J'ai été étonnée par son art des dialogues qu'on croirait être des scènes théâtrales.
Les sujets de ses romans viennent peu ou prou de son enfance dont il dit qu'elle le rattrape systématiquement quand il écrit. Il reconnait avoir été marqué probablement par les contes que sa grand-mère lui racontait. De fait il y a quelque chose du Petit Poucet, de Barbe Bleue, de Cendrillon, de la Belle au bois dormant et de Blanche Neige dans ce dernier roman. L'ogre, la sorcière, le prince charmant ... tout y est. Le conte est terrible.
Pour ma part, je n'ai cessé de penser, lorsque je découvris le personnage de la vieille au Portrait de ma concierge, une peinture de 1922 de Jean Fautrier (1896-1964 à Chatenay-Malabry), découverte au MUba Eugène-Leroy de Tourcoing.
Cette peinture date de 1922 alors que l'histoire se situe clairement au XIX° siècle et je ne pense pas que le peintre ait voulu représenter sa concierge montmartroise comme un personnage maléfique mais exprimer avec une froideur impitoyable une somme de misère insurmontable, un peu comme celle à laquelle sera confrontée la mère de Rose.

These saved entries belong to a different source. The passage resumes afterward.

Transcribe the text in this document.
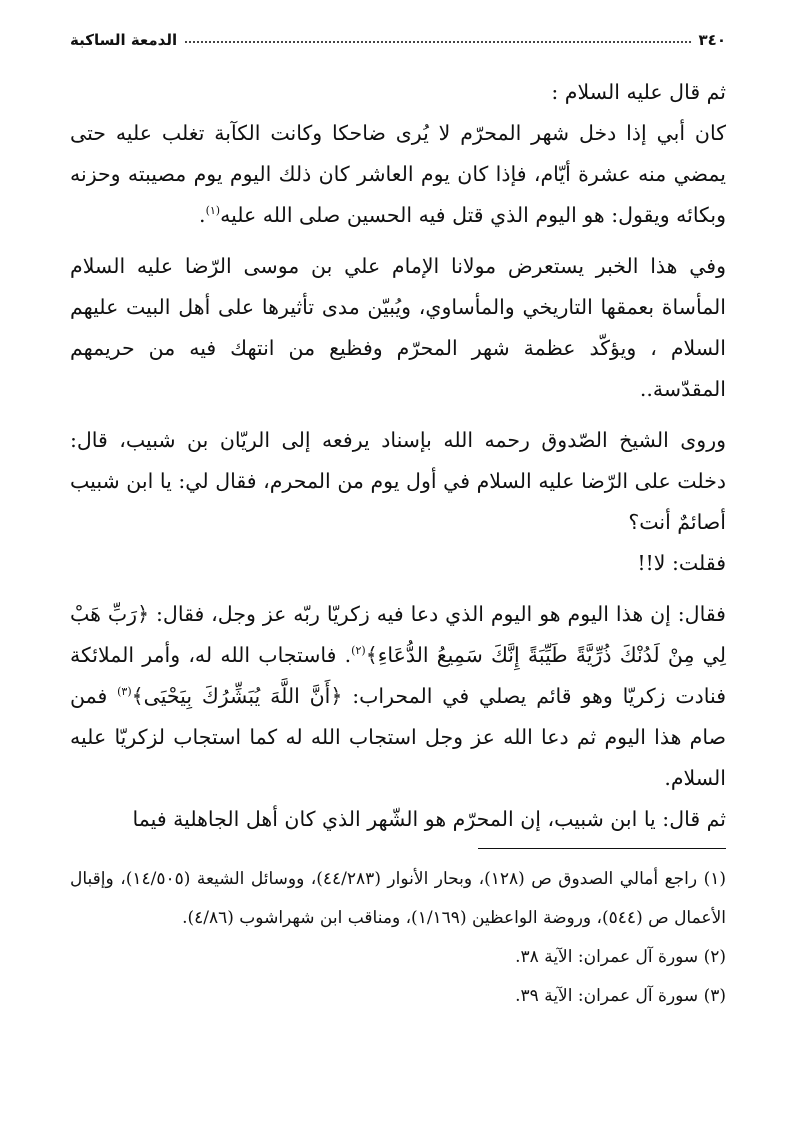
٣٤٠
الدمعة الساكبة

ثم قال عليه السلام :

كان أبي إذا دخل شهر المحرّم لا يُرى ضاحكا وكانت الكآبة تغلب عليه حتى يمضي منه عشرة أيّام، فإذا كان يوم العاشر كان ذلك اليوم يوم مصيبته وحزنه وبكائه ويقول: هو اليوم الذي قتل فيه الحسين صلى الله عليه$^{(١)}$.

وفي هذا الخبر يستعرض مولانا الإمام علي بن موسى الرّضا عليه السلام المأساة بعمقها التاريخي والمأساوي، ويُبيّن مدى تأثيرها على أهل البيت عليهم السلام ، ويؤكّد عظمة شهر المحرّم وفظيع من انتهك فيه من حريمهم المقدّسة..

وروى الشيخ الصّدوق رحمه الله بإسناد يرفعه إلى الريّان بن شبيب، قال: دخلت على الرّضا عليه السلام في أول يوم من المحرم، فقال لي: يا ابن شبيب أصائمٌ أنت؟

فقلت: لا!!

فقال: إن هذا اليوم هو اليوم الذي دعا فيه زكريّا ربّه عز وجل، فقال: ﴿رَبِّ هَبْ لِي مِنْ لَدُنْكَ ذُرِّيَّةً طَيِّبَةً إِنَّكَ سَمِيعُ الدُّعَاءِ﴾$^{(٢)}$. فاستجاب الله له، وأمر الملائكة فنادت زكريّا وهو قائم يصلي في المحراب: ﴿أَنَّ اللَّهَ يُبَشِّرُكَ بِيَحْيَى﴾$^{(٣)}$ فمن صام هذا اليوم ثم دعا الله عز وجل استجاب الله له كما استجاب لزكريّا عليه السلام.

ثم قال: يا ابن شبيب، إن المحرّم هو الشّهر الذي كان أهل الجاهلية فيما

(١) راجع أمالي الصدوق ص (١٢٨)، وبحار الأنوار (٤٤/٢٨٣)، ووسائل الشيعة (١٤/٥٠٥)، وإقبال الأعمال ص (٥٤٤)، وروضة الواعظين (١/١٦٩)، ومناقب ابن شهراشوب (٤/٨٦).

(٢) سورة آل عمران: الآية ٣٨.

(٣) سورة آل عمران: الآية ٣٩.
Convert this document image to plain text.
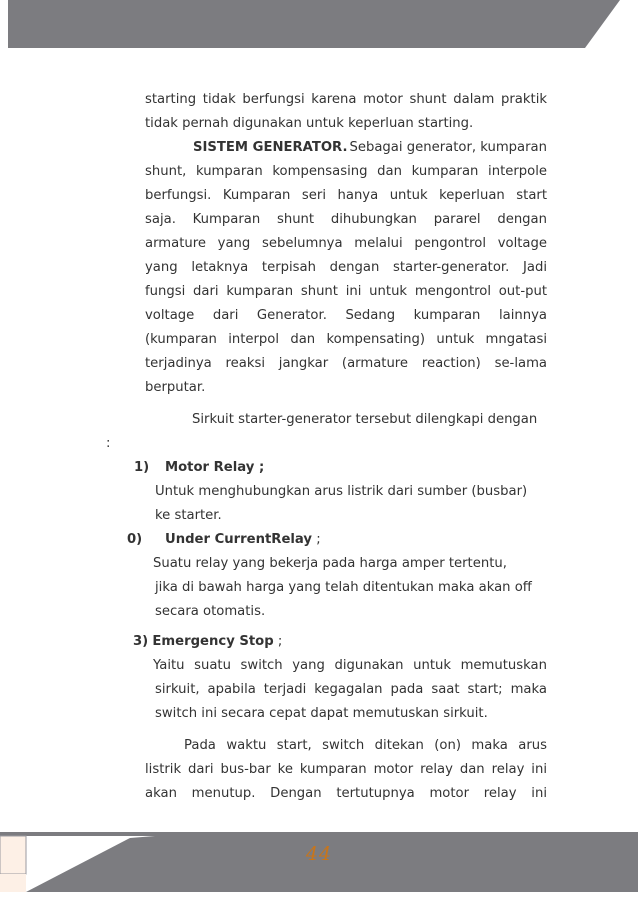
starting tidak berfungsi karena motor shunt dalam praktik
tidak pernah digunakan untuk keperluan starting.
SISTEM GENERATOR. Sebagai generator, kumparan
shunt, kumparan kompensasing dan kumparan interpole
berfungsi. Kumparan seri hanya untuk keperluan start
saja. Kumparan shunt dihubungkan pararel dengan
armature yang sebelumnya melalui pengontrol voltage
yang letaknya terpisah dengan starter-generator. Jadi
fungsi dari kumparan shunt ini untuk mengontrol out-put
voltage dari Generator. Sedang kumparan lainnya
(kumparan interpol dan kompensating) untuk mngatasi
terjadinya reaksi jangkar (armature reaction) se-lama
berputar.
Sirkuit starter-generator tersebut dilengkapi dengan
:
1) Motor Relay ;
Untuk menghubungkan arus listrik dari sumber (busbar)
ke starter.
0) Under CurrentRelay ;
Suatu relay yang bekerja pada harga amper tertentu,
jika di bawah harga yang telah ditentukan maka akan off
secara otomatis.
3) Emergency Stop ;
Yaitu suatu switch yang digunakan untuk memutuskan
sirkuit, apabila terjadi kegagalan pada saat start; maka
switch ini secara cepat dapat memutuskan sirkuit.
Pada waktu start, switch ditekan (on) maka arus
listrik dari bus-bar ke kumparan motor relay dan relay ini
akan menutup. Dengan tertutupnya motor relay ini
44
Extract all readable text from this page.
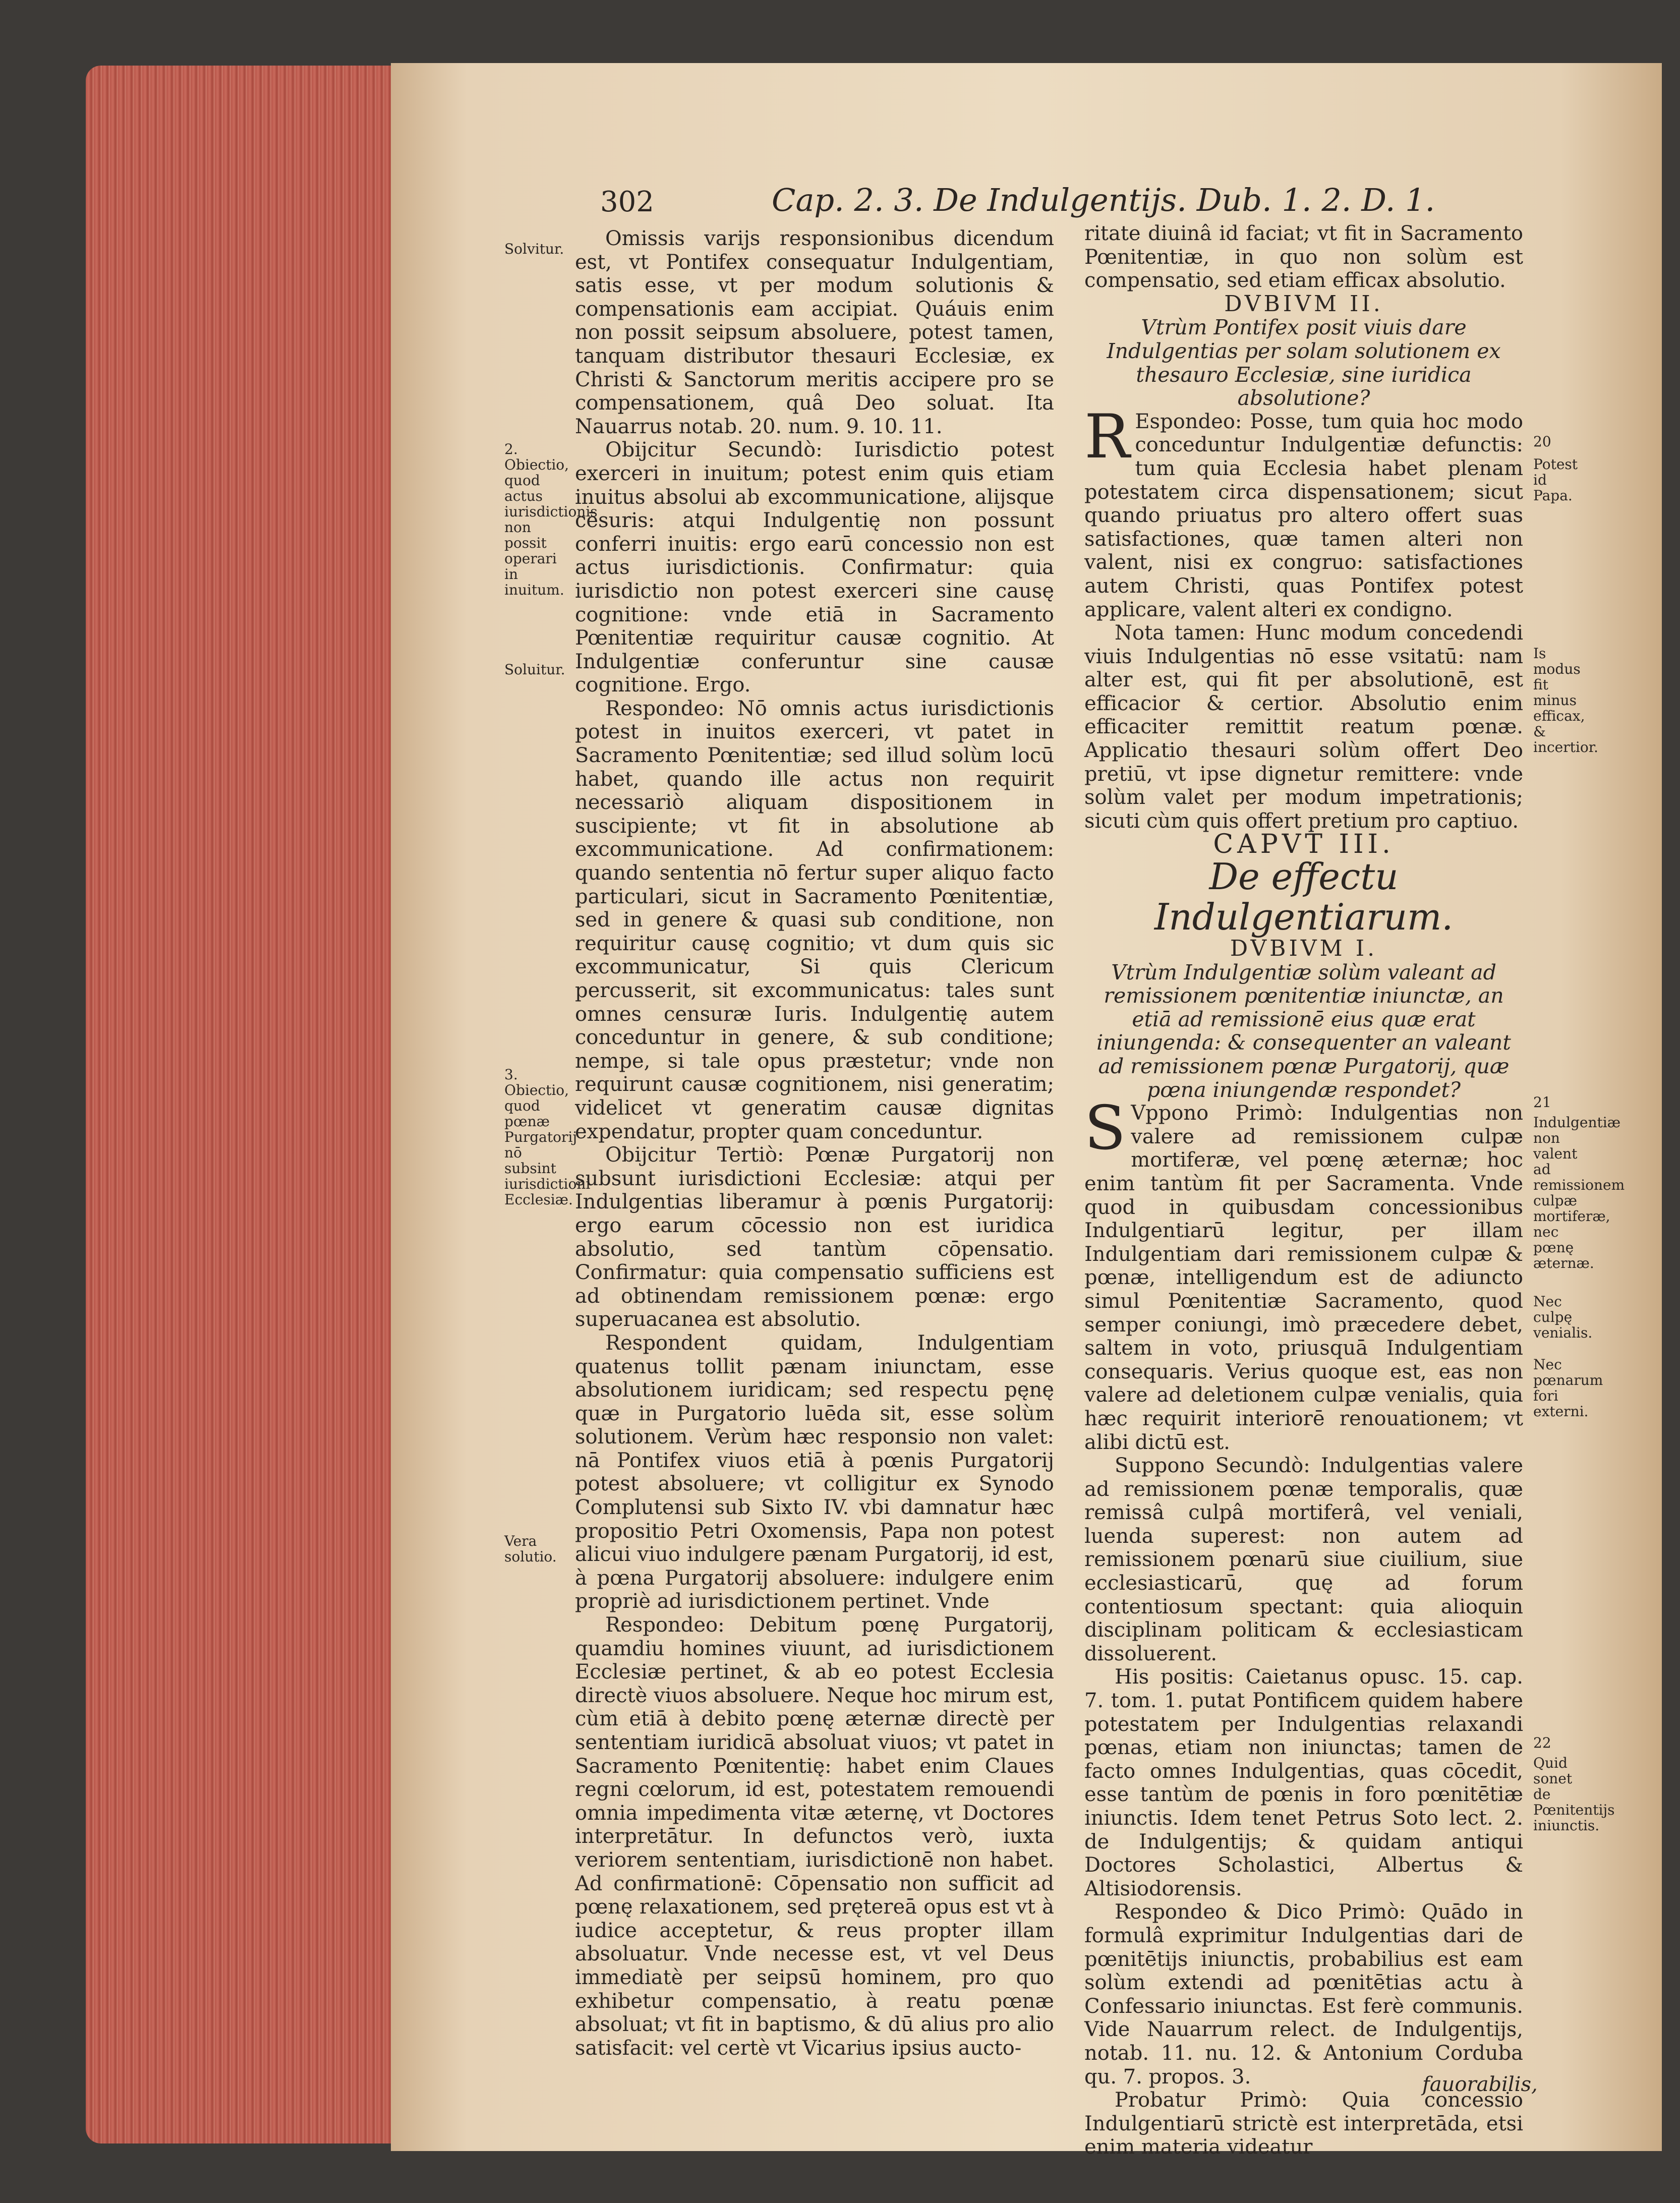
302	Cap. 2. 3. De Indulgentijs. Dub. 1. 2. D. 1.
Solvitur.
2. Obiectio, quod actus iurisdictionis non possit operari in inuitum.
Soluitur.
3. Obiectio, quod pœnæ Purgatorij nō subsint iurisdictioni Ecclesiæ.
Vera solutio.

Omissis varijs responsionibus dicendum est, vt Pontifex consequatur Indulgentiam, satis esse, vt per modum solutionis & compensationis eam accipiat. Quáuis enim non possit seipsum absoluere, potest tamen, tanquam distributor thesauri Ecclesiæ, ex Christi & Sanctorum meritis accipere pro se compensationem, quâ Deo soluat. Ita Nauarrus notab. 20. num. 9. 10. 11.

Obijcitur Secundò: Iurisdictio potest exerceri in inuitum; potest enim quis etiam inuitus absolui ab excommunicatione, alijsque cēsuris: atqui Indulgentię non possunt conferri inuitis: ergo earū concessio non est actus iurisdictionis. Confirmatur: quia iurisdictio non potest exerceri sine causę cognitione: vnde etiā in Sacramento Pœnitentiæ requiritur causæ cognitio. At Indulgentiæ conferuntur sine causæ cognitione. Ergo.

Respondeo: Nō omnis actus iurisdictionis potest in inuitos exerceri, vt patet in Sacramento Pœnitentiæ; sed illud solùm locū habet, quando ille actus non requirit necessariò aliquam dispositionem in suscipiente; vt fit in absolutione ab excommunicatione. Ad confirmationem: quando sententia nō fertur super aliquo facto particulari, sicut in Sacramento Pœnitentiæ, sed in genere & quasi sub conditione, non requiritur causę cognitio; vt dum quis sic excommunicatur, Si quis Clericum percusserit, sit excommunicatus: tales sunt omnes censuræ Iuris. Indulgentię autem conceduntur in genere, & sub conditione; nempe, si tale opus præstetur; vnde non requirunt causæ cognitionem, nisi generatim; videlicet vt generatim causæ dignitas expendatur, propter quam conceduntur.

Obijcitur Tertiò: Pœnæ Purgatorij non subsunt iurisdictioni Ecclesiæ: atqui per Indulgentias liberamur à pœnis Purgatorij: ergo earum cōcessio non est iuridica absolutio, sed tantùm cōpensatio. Confirmatur: quia compensatio sufficiens est ad obtinendam remissionem pœnæ: ergo superuacanea est absolutio.

Respondent quidam, Indulgentiam quatenus tollit pænam iniunctam, esse absolutionem iuridicam; sed respectu pęnę quæ in Purgatorio luēda sit, esse solùm solutionem. Verùm hæc responsio non valet: nā Pontifex viuos etiā à pœnis Purgatorij potest absoluere; vt colligitur ex Synodo Complutensi sub Sixto IV. vbi damnatur hæc propositio Petri Oxomensis, Papa non potest alicui viuo indulgere pænam Purgatorij, id est, à pœna Purgatorij absoluere: indulgere enim propriè ad iurisdictionem pertinet. Vnde

Respondeo: Debitum pœnę Purgatorij, quamdiu homines viuunt, ad iurisdictionem Ecclesiæ pertinet, & ab eo potest Ecclesia directè viuos absoluere. Neque hoc mirum est, cùm etiā à debito pœnę æternæ directè per sententiam iuridicā absoluat viuos; vt patet in Sacramento Pœnitentię: habet enim Claues regni cœlorum, id est, potestatem remouendi omnia impedimenta vitæ æternę, vt Doctores interpretātur. In defunctos verò, iuxta veriorem sententiam, iurisdictionē non habet. Ad confirmationē: Cōpensatio non sufficit ad pœnę relaxationem, sed prętereā opus est vt à iudice acceptetur, & reus propter illam absoluatur. Vnde necesse est, vt vel Deus immediatè per seipsū hominem, pro quo exhibetur compensatio, à reatu pœnæ absoluat; vt fit in baptismo, & dū alius pro alio satisfacit: vel certè vt Vicarius ipsius aucto-

ritate diuinâ id faciat; vt fit in Sacramento Pœnitentiæ, in quo non solùm est compensatio, sed etiam efficax absolutio.

DVBIVM II.

Vtrùm Pontifex posit viuis dare Indulgentias per solam solutionem ex thesauro Ecclesiæ, sine iuridica absolutione?

R Espondeo: Posse, tum quia hoc modo conceduntur Indulgentiæ defunctis: tum quia Ecclesia habet plenam potestatem circa dispensationem; sicut quando priuatus pro altero offert suas satisfactiones, quæ tamen alteri non valent, nisi ex congruo: satisfactiones autem Christi, quas Pontifex potest applicare, valent alteri ex condigno.

Nota tamen: Hunc modum concedendi viuis Indulgentias nō esse vsitatū: nam alter est, qui fit per absolutionē, est efficacior & certior. Absolutio enim efficaciter remittit reatum pœnæ. Applicatio thesauri solùm offert Deo pretiū, vt ipse dignetur remittere: vnde solùm valet per modum impetrationis; sicuti cùm quis offert pretium pro captiuo.

CAPVT III.

De effectu Indulgentiarum.

DVBIVM I.

Vtrùm Indulgentiæ solùm valeant ad remissionem pœnitentiæ iniunctæ, an etiā ad remissionē eius quæ erat iniungenda: & consequenter an valeant ad remissionem pœnæ Purgatorij, quæ pœna iniungendæ respondet?

S Vppono Primò: Indulgentias non valere ad remissionem culpæ mortiferæ, vel pœnę æternæ; hoc enim tantùm fit per Sacramenta. Vnde quod in quibusdam concessionibus Indulgentiarū legitur, per illam Indulgentiam dari remissionem culpæ & pœnæ, intelligendum est de adiuncto simul Pœnitentiæ Sacramento, quod semper coniungi, imò præcedere debet, saltem in voto, priusquā Indulgentiam consequaris. Verius quoque est, eas non valere ad deletionem culpæ venialis, quia hæc requirit interiorē renouationem; vt alibi dictū est.

Suppono Secundò: Indulgentias valere ad remissionem pœnæ temporalis, quæ remissâ culpâ mortiferâ, vel veniali, luenda superest: non autem ad remissionem pœnarū siue ciuilium, siue ecclesiasticarū, quę ad forum contentiosum spectant: quia alioquin disciplinam politicam & ecclesiasticam dissoluerent.

His positis: Caietanus opusc. 15. cap. 7. tom. 1. putat Pontificem quidem habere potestatem per Indulgentias relaxandi pœnas, etiam non iniunctas; tamen de facto omnes Indulgentias, quas cōcedit, esse tantùm de pœnis in foro pœnitētiæ iniunctis. Idem tenet Petrus Soto lect. 2. de Indulgentijs; & quidam antiqui Doctores Scholastici, Albertus & Altisiodorensis.

Respondeo & Dico Primò: Quādo in formulâ exprimitur Indulgentias dari de pœnitētijs iniunctis, probabilius est eam solùm extendi ad pœnitētias actu à Confessario iniunctas. Est ferè communis. Vide Nauarrum relect. de Indulgentijs, notab. 11. nu. 12. & Antonium Corduba qu. 7. propos. 3.

Probatur Primò: Quia concessio Indulgentiarū strictè est interpretāda, etsi enim materia videatur

fauorabilis,
20
Potest id Papa.
Is modus fit minus efficax, & incertior.
21
Indulgentiæ non valent ad remissionem culpæ mortiferæ, nec pœnę æternæ.
Nec culpę venialis.
Nec pœnarum fori externi.
22
Quid sonet de Pœnitentijs iniunctis.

Le roman est le récit d'une lutte à mort entre le mal absolu et la féminité, d'un destin contrarié et d'une rédemption. Rose est maltraitée comme il est difficile de l'imaginer (et pourtant Franck Bouysse y est parvenu), au delà du soutenable, et pourtant comme elle le souligne elle-même personne peut attraper le malheur de quelqu'un, même pas un bout, juste imaginer le mal à sa propre mesure, c'est tout (page 236).
Il y a tout de même quelqu'un qui essaie de la mettre en garde, mais ne sachant pas lui-même exactement de quoi, l'avertissement résonnera dans le vide. Et puis cet homme se croira être assez fort pour parvenir à la garder.
Franck Bouysse creuse ce sillon de l'obscurité depuis plusieurs livres. Avec l'idée sous-jacente qu'une forme de lumière ou d'incandescence jaillira des mots. Celui-ci marque probablement la fin de quelque chose ... comme s'il était allé, dit-il, au bout de ce que humainement il pouvait faire dans le registre de la noirceur.
Pour Rose le salut viendra avec les mots mais aussi de sa capacité à faire surgir des pensées qui lui permettent de prolonger les moments heureux, passés auprès es épaules d''Edmond, de la jument Artémis ou même plus simplement avec sa poupée de chiffon, lui faisant oublier les prisons dont elle s'échappe un moment. Rares sont les personnages qui, comme elle, ont cette capacité à résister, en endurant l'innommable parce qu'ils sont persuadés qu'un chemin existe quelque part.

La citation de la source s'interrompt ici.